Prager Fenstersturz - 1618
Als Ferdinand König von Böhmen wurde und den Bürgern den katholischen Glauben aufzwang, warfen die protestantischen Adligen den Statthalter des Königs aus dem Fenster der prager Burg.
Böhmisch-Pfälzischer Krieg - 1618-1623
Auf der einen Seite standen das heilige römische Reich mit dem Kaiser und Spanien (katholische Liga) auf der anderen die protestantischen Länder Schweden, Frankreich und Dänemark, aus England flossen Unterstützungsgelder an die Protestanten.

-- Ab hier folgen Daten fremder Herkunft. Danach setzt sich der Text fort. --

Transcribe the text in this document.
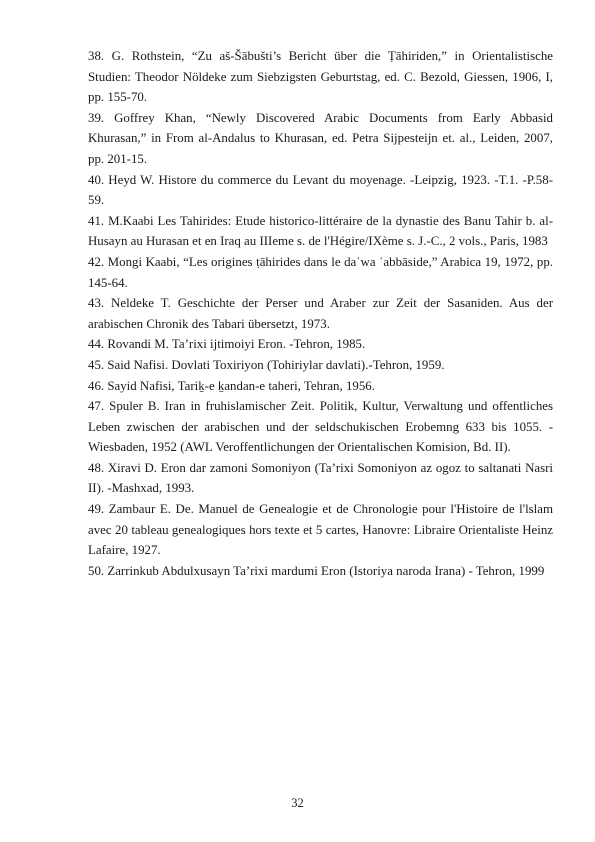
38. G. Rothstein, “Zu aš-Šābušti’s Bericht über die Ṭāhiriden,” in Orientalistische Studien: Theodor Nöldeke zum Siebzigsten Geburtstag, ed. C. Bezold, Giessen, 1906, I, pp. 155-70.

39. Goffrey Khan, “Newly Discovered Arabic Documents from Early Abbasid Khurasan,” in From al-Andalus to Khurasan, ed. Petra Sijpesteijn et. al., Leiden, 2007, pp. 201-15.

40. Heyd W. Histore du commerce du Levant du moyenage. -Leipzig, 1923. -T.1. -P.58-59.

41. M.Kaabi Les Tahirides: Etude historico-littéraire de la dynastie des Banu Tahir b. al-Husayn au Hurasan et en Iraq au IIIeme s. de l'Hégire/IXème s. J.-C., 2 vols., Paris, 1983

42. Mongi Kaabi, “Les origines ṭāhirides dans le daʿwa ʿabbāside,” Arabica 19, 1972, pp. 145-64.

43. Neldeke T. Geschichte der Perser und Araber zur Zeit der Sasaniden. Aus der arabischen Chronik des Tabari übersetzt, 1973.

44. Rovandi M. Ta’rixi ijtimoiyi Eron. -Tehron, 1985.

45. Said Nafisi. Dovlati Toxiriyon (Tohiriylar davlati).-Tehron, 1959.

46. Sayid Nafisi, Tariḵ-e ḵandan-e taheri, Tehran, 1956.

47. Spuler B. Iran in fruhislamischer Zeit. Politik, Kultur, Verwaltung und offentliches Leben zwischen der arabischen und der seldschukischen Erobemng 633 bis 1055. -Wiesbaden, 1952 (AWL Veroffentlichungen der Orientalischen Komision, Bd. II).

48. Xiravi D. Eron dar zamoni Somoniyon (Ta’rixi Somoniyon az ogoz to saltanati Nasri II). -Mashxad, 1993.

49. Zambaur E. De. Manuel de Genealogie et de Chronologie pour l'Histoire de l'lslam avec 20 tableau genealogiques hors texte et 5 cartes, Hanovre: Libraire Orientaliste Heinz Lafaire, 1927.

50. Zarrinkub Abdulxusayn Ta’rixi mardumi Eron (Istoriya naroda Irana) - Tehron, 1999

32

Katholische "Liga" eroberte die Pfalz, Protestanten flohen in den Norden, Dänen und Schweden sahen ihr Land bedroht, Ferdinand wollte die Gegenreformation in Norddeutschland durchsetzen, Christeian IV von Dänemark die Vorherrschaft in Norddeutschland. Das katholische Heer mit Ferdinand gewann diesen Krieg. Ferdinand II war jetzt am Höhepunkt seiner Macht.
Schwedischer König Gustav landet an der deutschen Ostseeküste - 1630
Frankreich greift ein - 1634
Nach der vollständigen Niederlage des Schwedischen Heeres griff Frankreich offen in den Krieg auf schwedischprotestantischer Seite ein
Westfählischer Frieden - 1648
Als Frankreich auch verlor brauchte es sieben Jahre bis der westfählische Frieden geschlossen werden konnte.
Folgen des Krieges
Wegen Geldmangel entstanden Söldnerheere, die zur Plage für das einfache Volk wurden. Die Bauern mussten die Söldner ernähren, was zu Hungersnot führte. Söldnerheere nahmen alles für sich in Anspruch. Mord und Vergewaltigung stand an der Tagesordnung.